Sin gente, el partido se desinfla sin remedio, el campeonato se desnaturaliza y la televisión quedará condicionada porque tendrá que hacer malabarismos

¿La bolsa o la vida? Los jugadores quieren ser héroes para convertirse en marcas, los clubes quieren captar aficionados para convertirlos en clientes y la Liga quiere que se jueguen partidos para monetizarlos. Todo, sin que el fútbol se mueva de su lugar. Pero estos días se está poniendo a prueba, porque el parón le está rompiendo las costuras a la economía de los clubes. Si no fuera por esas tensiones, el fútbol volvería la próxima temporada sin riesgos ni mutilaciones, y con la energía loca de siempre. Pero hay que salvar lo salvable y aunque aún no hay certezas, el escenario más probable, y optimista, habla de acabar la temporada sin público, para que no se pierdan por el camino los derechos de televisión. Una decisión coherente con este estado de emergencia que nos pone ante otro fútbol.

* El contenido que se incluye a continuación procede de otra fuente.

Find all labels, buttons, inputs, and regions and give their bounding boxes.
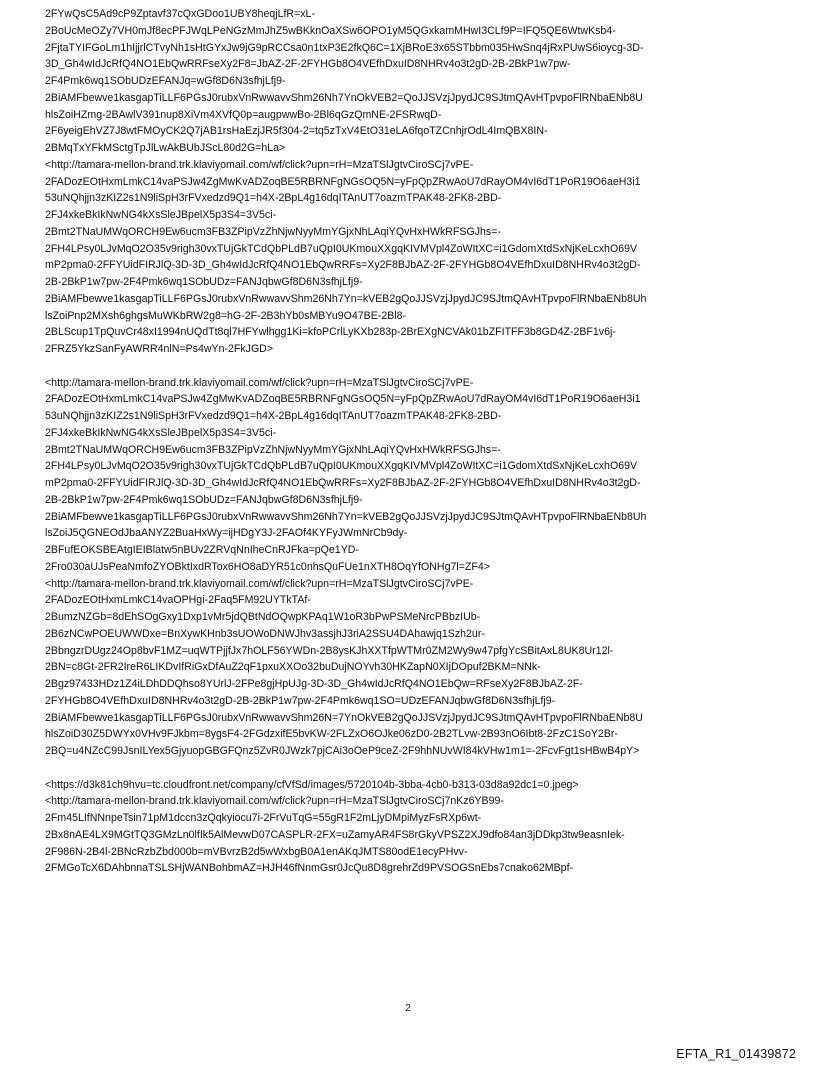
text-line: 53uNQhjjn3zKIZ2s1N9liSpH3rFVxedzd9Q1=h4X-2BpL4g16dqITAnUT7oazmTPAK48-2FK8-2BD- xyxy=(45,192,502,205)
text-line: 2FYwQsC5Ad9cP9Zptavf37cQxGDoo1UBY8heqjLfR=xL- xyxy=(45,8,315,20)
text-line: 2BoUcMeOZy7VH0mJf8ecPFJWqLPeNGzMmJhZ5wBKknOaXSw6OPO1yM5QGxkamMHwI3CLf9P=IFQ5QE6WtwKsb4- xyxy=(45,24,616,37)
blank-line xyxy=(45,358,775,375)
text-line: 2B-2BkP1w7pw-2F4Pmk6wq1SObUDz=FANJqbwGf8D6N3sfhjLfj9- xyxy=(45,276,363,288)
text-line: 2BumzNZGb=8dEhSOgGxy1Dxp1vMr5jdQBtNdOQwpKPAq1W1oR3bPwPSMeNrcPBbzIUb- xyxy=(45,611,481,623)
text-line: 2F986N-2B4l-2BNcRzbZbd000b=mVBvrzB2d5wWxbgB0A1enAKqJMTS80odE1ecyPHvv- xyxy=(45,845,468,858)
text-line: 2FADozEOtHxmLmkC14vaPSJw4ZgMwKvADZoqBE5RBRNFgNGsOQ5N=yFpQpZRwAoU7dRayOM4vI6dT1PoR19O6aeH3i1 xyxy=(45,393,641,406)
text-line: 2BiAMFbewve1kasgapTiLLF6PGsJ0rubxVnRwwavvShm26Nh7Yn=kVEB2gQoJJSVzjJpydJC9SJtmQAvHTpvpoFlRNbaENb8Uh xyxy=(45,292,647,305)
text-line: <https://d3k81ch9hvu=tc.cloudfront.net/company/cfVfSd/images/5720104b-3bba-4cb0-b313-03d8a92dc1=0.jpeg> xyxy=(45,778,579,791)
text-line: 2FJ4xkeBkIkNwNG4kXsSleJBpelX5p3S4=3V5ci- xyxy=(45,209,277,221)
text-line: mP2pma0-2FFYUidFIRJlQ-3D-3D_Gh4wIdJcRfQ4NO1EbQwRRFs=Xy2F8BJbAZ-2F-2FYHGb8O4VEfhDxuID8NHRv4o3t2gD- xyxy=(45,477,641,489)
text-line: 53uNQhjjn3zKIZ2s1N9liSpH3rFVxedzd9Q1=h4X-2BpL4g16dqITAnUT7oazmTPAK48-2FK8-2BD- xyxy=(45,410,502,422)
text-line: mP2pma0-2FFYUidFIRJlQ-3D-3D_Gh4wIdJcRfQ4NO1EbQwRRFs=Xy2F8BJbAZ-2F-2FYHGb8O4VEfhDxuID8NHRv4o3t2gD- xyxy=(45,259,641,272)
page-number: 2 xyxy=(405,1002,411,1014)
text-line: <http://tamara-mellon-brand.trk.klaviyomail.com/wf/click?upn=rH=MzaTSlJgtvCiroSCj7vPE- xyxy=(45,577,474,590)
text-line: 2BiAMFbewve1kasgapTiLLF6PGsJ0rubxVnRwwavvShm26Nh7YnOkVEB2=QoJJSVzjJpydJC9SJtmQAvHTpvpoFlRNbaENb8U xyxy=(45,91,643,104)
text-line: 2Fro030aUJsPeaNmfoZYOBktIxdRTox6HO8aDYR51c0nhsQuFUe1nXTH8OqYfONHg7l=ZF4> xyxy=(45,560,490,573)
text-line: lsZoiJ5QGNEOdJbaANYZ2BuaHxWy=ijHDgY3J-2FAOf4KYFyJWmNrCb9dy- xyxy=(45,527,408,540)
text-line: 2FRZ5YkzSanFyAWRR4nlN=Ps4wYn-2FkJGD> xyxy=(45,343,274,355)
text-line: 2FjtaTYIFGoLm1hIjjrlCTvyNh1sHtGYxJw9jG9pRCCsa0n1txP3E2fkQ6C=1XjBRoE3x65STbbm035HwSnq4jRxPUwS6ioycg-3D- xyxy=(45,41,644,54)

El salón de casa. El público es la esencia de cualquier espectáculo y, en el fútbol, lo condiciona todo de una manera muy especial. Porque al estadio no van espectadores, sino aficionados que participan con su aliento en la dinámica del juego condicionando los estados de ánimo. Por esa razón el futbolista, antes de desafiar a un público, no sabe qué jugador es. Tampoco el arbitraje puede justificar su tradición de casero ante la ausencia de presión. Y en cuanto a los aficionados, que se alimentan de su propia pasión, van a tener que crearse el clima ambiental en el salón de su casa. Sin público el partido se desinfla sin remedio, el campeonato se desnaturaliza y la misma televisión quedará condicionada porque tendrá que hacer malabarismos con las imágenes para disimular la desnudez del espectáculo. Todos puestos a prueba en un momento excepcional. Como el fútbol tiene las propiedades de un cuento maravilloso y la resistencia de una mala hierba, sobrevivirá.

A menos público, menos creatividad. Hay partidos que dejan de pertenecer a los entrenadores, porque la pasión ambiental los desboca arrastrando a los futbolistas hacia un juego menos pautado. A los entrenadores les desespera ese descontrol. Cada día se trabaja más, y mejor, en movimientos y jugadas que los jugadores repetirán de memoria durante los partidos. La tecnología está acelerando ese proceso, porque presta su ayuda tanto para el estudio de los rivales como para la sistematización de movimientos colectivos. Nada ha cambiado más al futbolista que este nuevo estado de cosas que penaliza, sobre todo, a los jugadores creativos. Los entrenadores terminan su trabajo aclarando: “Yo doy herramientas, pero ustedes tienen libertad para decidir”. Pero el jugador se aferra a aquello que le da seguridad y que, sabe, complace al entrenador. El fútbol sin gente nos mostrará, aún con más claridad, equipos con la misma solidez (y la misma imaginación) que una obra de ingeniería.

El privilegio de pensar. Sin más virtud que la edad que tengo, he experimentado los tres escalones que marcan el gran cambio que sufrió el deporte. En mis tiempos de jugador, cuando alguien recibía el balón, me preguntaba: “¿Qué inventará?”. Años después, ya como entrenador, me cansé de gritar: “Piensen antes de recibir”. Hoy hay que venir pensado de casa para resolver de una manera mecánica, como se trabaja incansablemente en los entrenamientos, para que el engranaje del funcionamiento no se atasque. No solo en fútbol. Me dice Toni Nadal que también en el tenis, donde se estudia hasta la forma de respirar de los rivales, el juego se ha automatizado. Eso ha traído consecuencias positivas: juego más armónico y seguro, un ritmo más alto, una técnica en velocidad muy depurada. Pero el precio a pagar es muy caro: los jugadores han perdido iniciativa. No descartemos que la vigencia de Federer y Nadal tenga que ver con una bendita costumbre: la de pensar por sí mismos.